ECLI:NL:RVS:2018:2275
Raad van State
- Voorlopige voorziening
- Rechtspraak.nl
Voorlopige voorziening in asielzaak met betrekking tot niet in behandeling genomen aanvragen
Op 9 juli 2018 heeft de voorzieningenrechter van de Afdeling bestuursrechtspraak van de Raad van State uitspraak gedaan in een zaak waarin vreemdelingen een voorlopige voorziening vroegen. De vreemdelingen hadden aanvragen ingediend voor een verblijfsvergunning asiel voor bepaalde tijd, maar deze aanvragen waren door de staatssecretaris van Justitie en Veiligheid niet in behandeling genomen bij besluiten van 22 mei 2018. De rechtbank Den Haag had op 14 juni 2018 de beroepen van de vreemdelingen tegen deze besluiten ongegrond verklaard. Hierop hebben de vreemdelingen hoger beroep ingesteld en verzocht om een voorlopige voorziening, zodat zij niet zouden worden overgedragen voordat er op het hoger beroep was beslist.
De voorzieningenrechter heeft in zijn overwegingen gekeken naar de argumenten van de vreemdelingen en de relevante jurisprudentie, waaronder een eerdere uitspraak van de voorzieningenrechter van 20 december 2016. De voorzieningenrechter heeft geoordeeld dat het verzoek van de vreemdelingen voor toewijzing in aanmerking komt.
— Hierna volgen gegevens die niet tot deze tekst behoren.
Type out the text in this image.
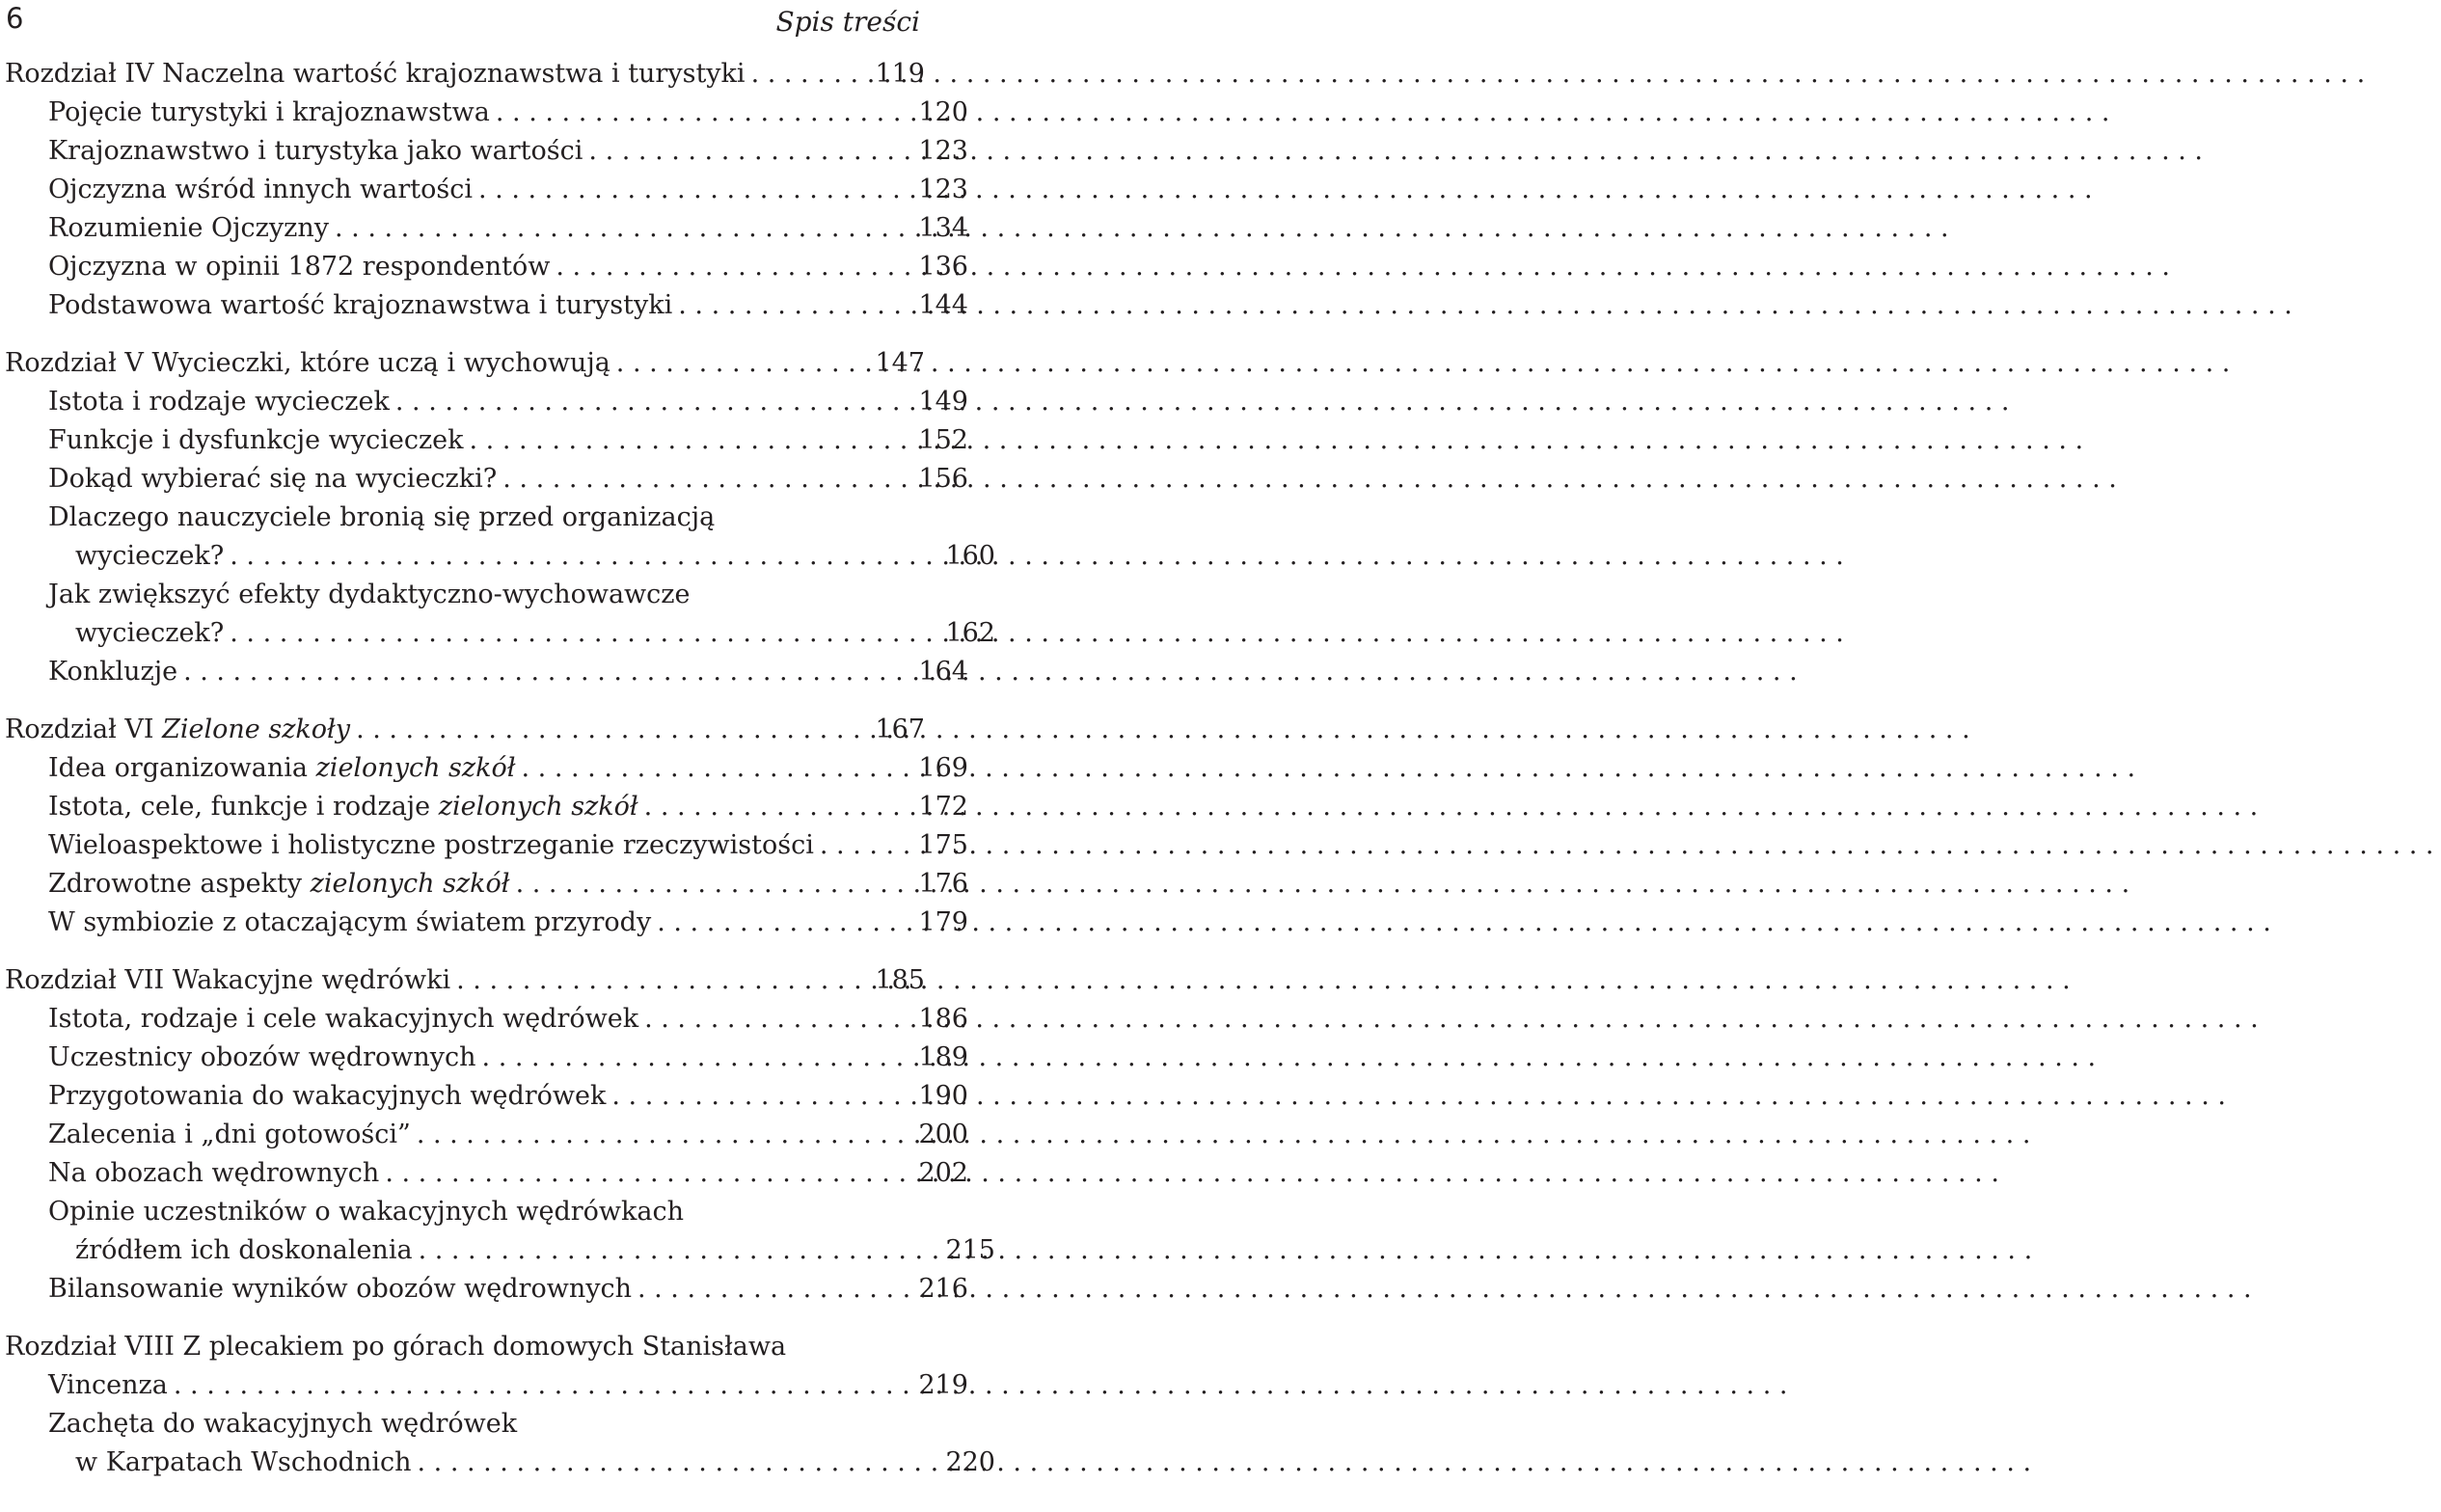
6	Spis treści
Rozdział IV Naczelna wartość krajoznawstwa i turystyki . . .	119
Pojęcie turystyki i krajoznawstwa . . .	120
Krajoznawstwo i turystyka jako wartości . . .	123
Ojczyzna wśród innych wartości . . .	123
Rozumienie Ojczyzny . . .	134
Ojczyzna w opinii 1872 respondentów . . .	136
Podstawowa wartość krajoznawstwa i turystyki . . .	144
Rozdział V Wycieczki, które uczą i wychowują . . .	147
Istota i rodzaje wycieczek . . .	149
Funkcje i dysfunkcje wycieczek . . .	152
Dokąd wybierać się na wycieczki? . . .	156
Dlaczego nauczyciele bronią się przed organizacją
wycieczek? . . .	160
Jak zwiększyć efekty dydaktyczno-wychowawcze
wycieczek? . . .	162
Konkluzje . . .	164
Rozdział VI Zielone szkoły . . .	167
Idea organizowania zielonych szkół . . .	169
Istota, cele, funkcje i rodzaje zielonych szkół . . .	172
Wieloaspektowe i holistyczne postrzeganie rzeczywistości . . .	175
Zdrowotne aspekty zielonych szkół . . .	176
W symbiozie z otaczającym światem przyrody . . .	179
Rozdział VII Wakacyjne wędrówki . . .	185
Istota, rodzaje i cele wakacyjnych wędrówek . . .	186
Uczestnicy obozów wędrownych . . .	189
Przygotowania do wakacyjnych wędrówek . . .	190
Zalecenia i „dni gotowości” . . .	200
Na obozach wędrownych . . .	202
Opinie uczestników o wakacyjnych wędrówkach
źródłem ich doskonalenia . . .	215
Bilansowanie wyników obozów wędrownych . . .	216
Rozdział VIII Z plecakiem po górach domowych Stanisława
Vincenza . . .	219
Zachęta do wakacyjnych wędrówek
w Karpatach Wschodnich . . .	220
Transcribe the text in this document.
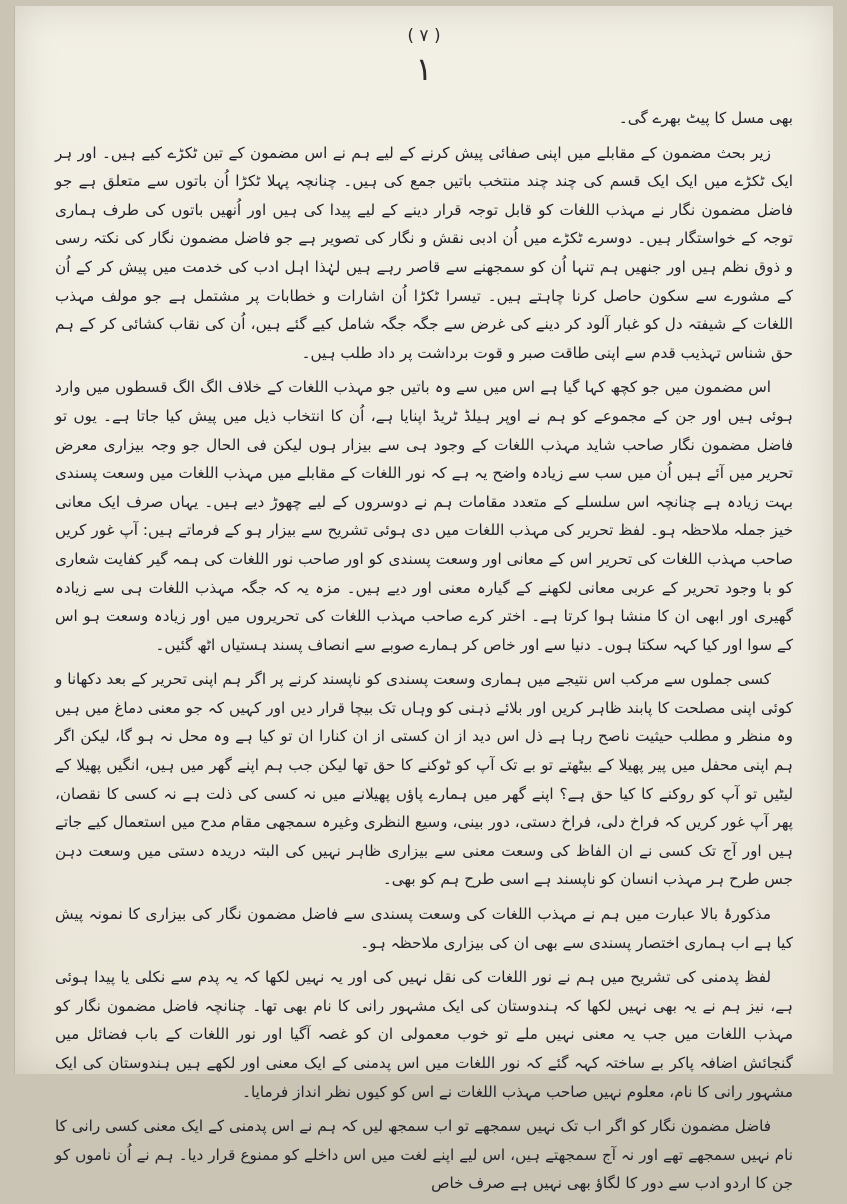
( ۷ )
۱

بھی مسل کا پیٹ بھرے گی۔

زیر بحث مضمون کے مقابلے میں اپنی صفائی پیش کرنے کے لیے ہم نے اس مضمون کے تین ٹکڑے کیے ہیں۔ اور ہر ایک ٹکڑے میں ایک ایک قسم کی چند چند منتخب باتیں جمع کی ہیں۔ چنانچہ پہلا ٹکڑا اُن باتوں سے متعلق ہے جو فاضل مضمون نگار نے مہذب اللغات کو قابل توجہ قرار دینے کے لیے پیدا کی ہیں اور اُنھیں باتوں کی طرف ہماری توجہ کے خواستگار ہیں۔ دوسرے ٹکڑے میں اُن ادبی نقش و نگار کی تصویر ہے جو فاضل مضمون نگار کی نکتہ رسی و ذوق نظم ہیں اور جنھیں ہم تنہا اُن کو سمجھنے سے قاصر رہے ہیں لہٰذا اہل ادب کی خدمت میں پیش کر کے اُن کے مشورے سے سکون حاصل کرنا چاہتے ہیں۔ تیسرا ٹکڑا اُن اشارات و خطابات پر مشتمل ہے جو مولف مہذب اللغات کے شیفتہ دل کو غبار آلود کر دینے کی غرض سے جگہ جگہ شامل کیے گئے ہیں، اُن کی نقاب کشائی کر کے ہم حق شناس تہذیب قدم سے اپنی طاقت صبر و قوت برداشت پر داد طلب ہیں۔

اس مضمون میں جو کچھ کہا گیا ہے اس میں سے وہ باتیں جو مہذب اللغات کے خلاف الگ الگ قسطوں میں وارد ہوئی ہیں اور جن کے مجموعے کو ہم نے اوپر ہیلڈ ٹریڈ اپنایا ہے، اُن کا انتخاب ذیل میں پیش کیا جاتا ہے۔ یوں تو فاضل مضمون نگار صاحب شاید مہذب اللغات کے وجود ہی سے بیزار ہوں لیکن فی الحال جو وجہ بیزاری معرض تحریر میں آئے ہیں اُن میں سب سے زیادہ واضح یہ ہے کہ نور اللغات کے مقابلے میں مہذب اللغات میں وسعت پسندی بہت زیادہ ہے چنانچہ اس سلسلے کے متعدد مقامات ہم نے دوسروں کے لیے چھوڑ دیے ہیں۔ یہاں صرف ایک معانی خیز جملہ ملاحظہ ہو۔ لفظ تحریر کی مہذب اللغات میں دی ہوئی تشریح سے بیزار ہو کے فرماتے ہیں: آپ غور کریں صاحب مہذب اللغات کی تحریر اس کے معانی اور وسعت پسندی کو اور صاحب نور اللغات کی ہمہ گیر کفایت شعاری کو با وجود تحریر کے عربی معانی لکھنے کے گیارہ معنی اور دیے ہیں۔ مزہ یہ کہ جگہ مہذب اللغات ہی سے زیادہ گھیری اور ابھی ان کا منشا ہوا کرتا ہے۔ اختر کرے صاحب مہذب اللغات کی تحریروں میں اور زیادہ وسعت ہو اس کے سوا اور کیا کہہ سکتا ہوں۔ دنیا سے اور خاص کر ہمارے صوبے سے انصاف پسند ہستیاں اٹھ گئیں۔

کسی جملوں سے مرکب اس نتیجے میں ہماری وسعت پسندی کو ناپسند کرنے پر اگر ہم اپنی تحریر کے بعد دکھانا و کوئی اپنی مصلحت کا پابند ظاہر کریں اور بلائے ذہنی کو وہاں تک بیچا قرار دیں اور کہیں کہ جو معنی دماغ میں ہیں وہ منظر و مطلب حیثیت ناصح رہا ہے ذل اس دید از ان کستی از ان کنارا ان تو کیا ہے وہ محل نہ ہو گا، لیکن اگر ہم اپنی محفل میں پیر پھیلا کے بیٹھتے تو بے تک آپ کو ٹوکنے کا حق تھا لیکن جب ہم اپنے گھر میں ہیں، انگیں پھیلا کے لیٹیں تو آپ کو روکنے کا کیا حق ہے؟ اپنے گھر میں ہمارے پاؤں پھیلانے میں نہ کسی کی ذلت ہے نہ کسی کا نقصان، پھر آپ غور کریں کہ فراخ دلی، فراخ دستی، دور بینی، وسیع النظری وغیرہ سمجھی مقام مدح میں استعمال کیے جاتے ہیں اور آج تک کسی نے ان الفاظ کی وسعت معنی سے بیزاری ظاہر نہیں کی البتہ دریدہ دستی میں وسعت دہن جس طرح ہر مہذب انسان کو ناپسند ہے اسی طرح ہم کو بھی۔

مذکورۂ بالا عبارت میں ہم نے مہذب اللغات کی وسعت پسندی سے فاضل مضمون نگار کی بیزاری کا نمونہ پیش کیا ہے اب ہماری اختصار پسندی سے بھی ان کی بیزاری ملاحظہ ہو۔

لفظ پدمنی کی تشریح میں ہم نے نور اللغات کی نقل نہیں کی اور یہ نہیں لکھا کہ یہ پدم سے نکلی یا پیدا ہوئی ہے، نیز ہم نے یہ بھی نہیں لکھا کہ ہندوستان کی ایک مشہور رانی کا نام بھی تھا۔ چنانچہ فاضل مضمون نگار کو مہذب اللغات میں جب یہ معنی نہیں ملے تو خوب معمولی ان کو غصہ آگیا اور نور اللغات کے باب فضائل میں گنجائش اضافہ پاکر بے ساختہ کہہ گئے کہ نور اللغات میں اس پدمنی کے ایک معنی اور لکھے ہیں ہندوستان کی ایک مشہور رانی کا نام، معلوم نہیں صاحب مہذب اللغات نے اس کو کیوں نظر انداز فرمایا۔

فاضل مضمون نگار کو اگر اب تک نہیں سمجھے تو اب سمجھ لیں کہ ہم نے اس پدمنی کے ایک معنی کسی رانی کا نام نہیں سمجھے تھے اور نہ آج سمجھتے ہیں، اس لیے اپنے لغت میں اس داخلے کو ممنوع قرار دیا۔ ہم نے اُن ناموں کو جن کا اردو ادب سے دور کا لگاؤ بھی نہیں ہے صرف خاص
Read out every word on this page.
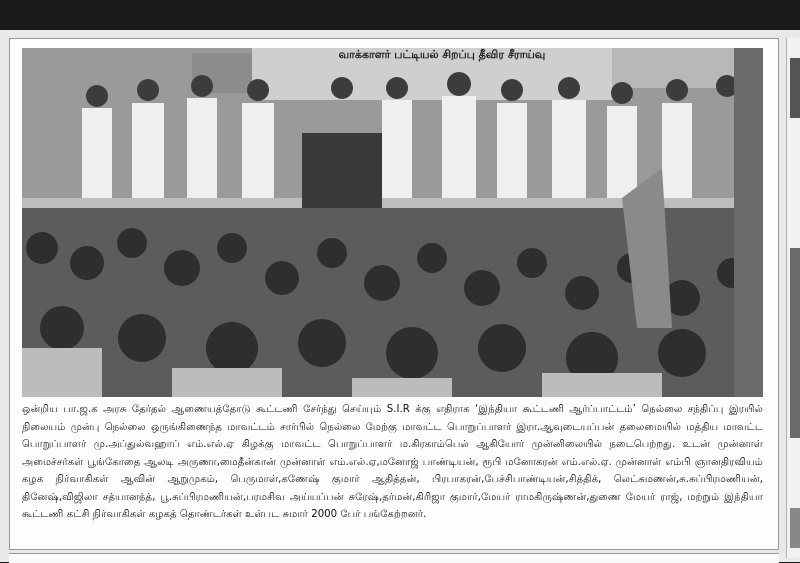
வாக்காளர் பட்டியல் சிறப்பு தீவிர சீராய்வு

ஒன்றிய பா.ஜ.க அரசு தேர்தல் ஆணையத்தோடு கூட்டணி சேர்ந்து செய்யும் S.I.R க்கு எதிராக ‘இந்தியா கூட்டணி ஆர்ப்பாட்டம்’ நெல்லை சந்திப்பு இரயில் நிலையம் முன்பு நெல்லை ஒருங்கிணைந்த மாவட்டம் சார்பில் நெல்லை மேற்கு மாவட்ட பொறுப்பாளர் இரா.ஆவுடையப்பன் தலைமையில் மத்திய மாவட்ட பொறுப்பாளர் மு.அப்துல்வஹாப் எம்.எல்.ஏ கிழக்கு மாவட்ட பொறுப்பாளர் ம.கிரகாம்பெல் ஆகியோர் முன்னிலையில் நடைபெற்றது. உடன் முன்னாள் அமைச்சர்கள் பூங்கோதை ஆலடி அருணா,மைதீன்கான் முன்னாள் எம்.எல்.ஏ,மனோஜ் பாண்டியன், ரூபி மனோகரன் எம்.எல்.ஏ. முன்னாள் எம்பி ஞானதிரவியம் கழக நிர்வாகிகள் ஆவின் ஆறுமுகம், பெருமாள்,கணேஷ் குமார் ஆதித்தன், பிரபாகரன்,பேச்சிபாண்டியன்,சித்திக், லெட்சுமணன்,சு.சுப்பிரமணியன், தினேஷ்,விஜிலா சத்யானந்த், பூ.சுப்பிரமணியன்,பரமசிவ அய்யப்பன் சுரேஷ்,தர்மன்,கிரிஜா குமார்,மேயர் ராமகிருஷ்ணன்,துணை மேயர் ராஜ், மற்றும் இந்தியா கூட்டணி கட்சி நிர்வாகிகள் கழகத் தொண்டர்கள் உள்பட சுமார் 2000 பேர் பங்கேற்றனர்.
De staatssecretaris is veroordeeld tot vergoeding van de proceskosten die de vreemdelingen hebben gemaakt in verband met de behandeling van hun verzoek, tot een bedrag van € 501,00, dat geheel is toe te rekenen aan beroepsmatig verleende rechtsbijstand.
De beslissing houdt in dat de vreemdelingen niet mogen worden overgedragen totdat er een beslissing is genomen op hun hoger beroep. Deze uitspraak is openbaar uitgesproken op 9 juli 2018.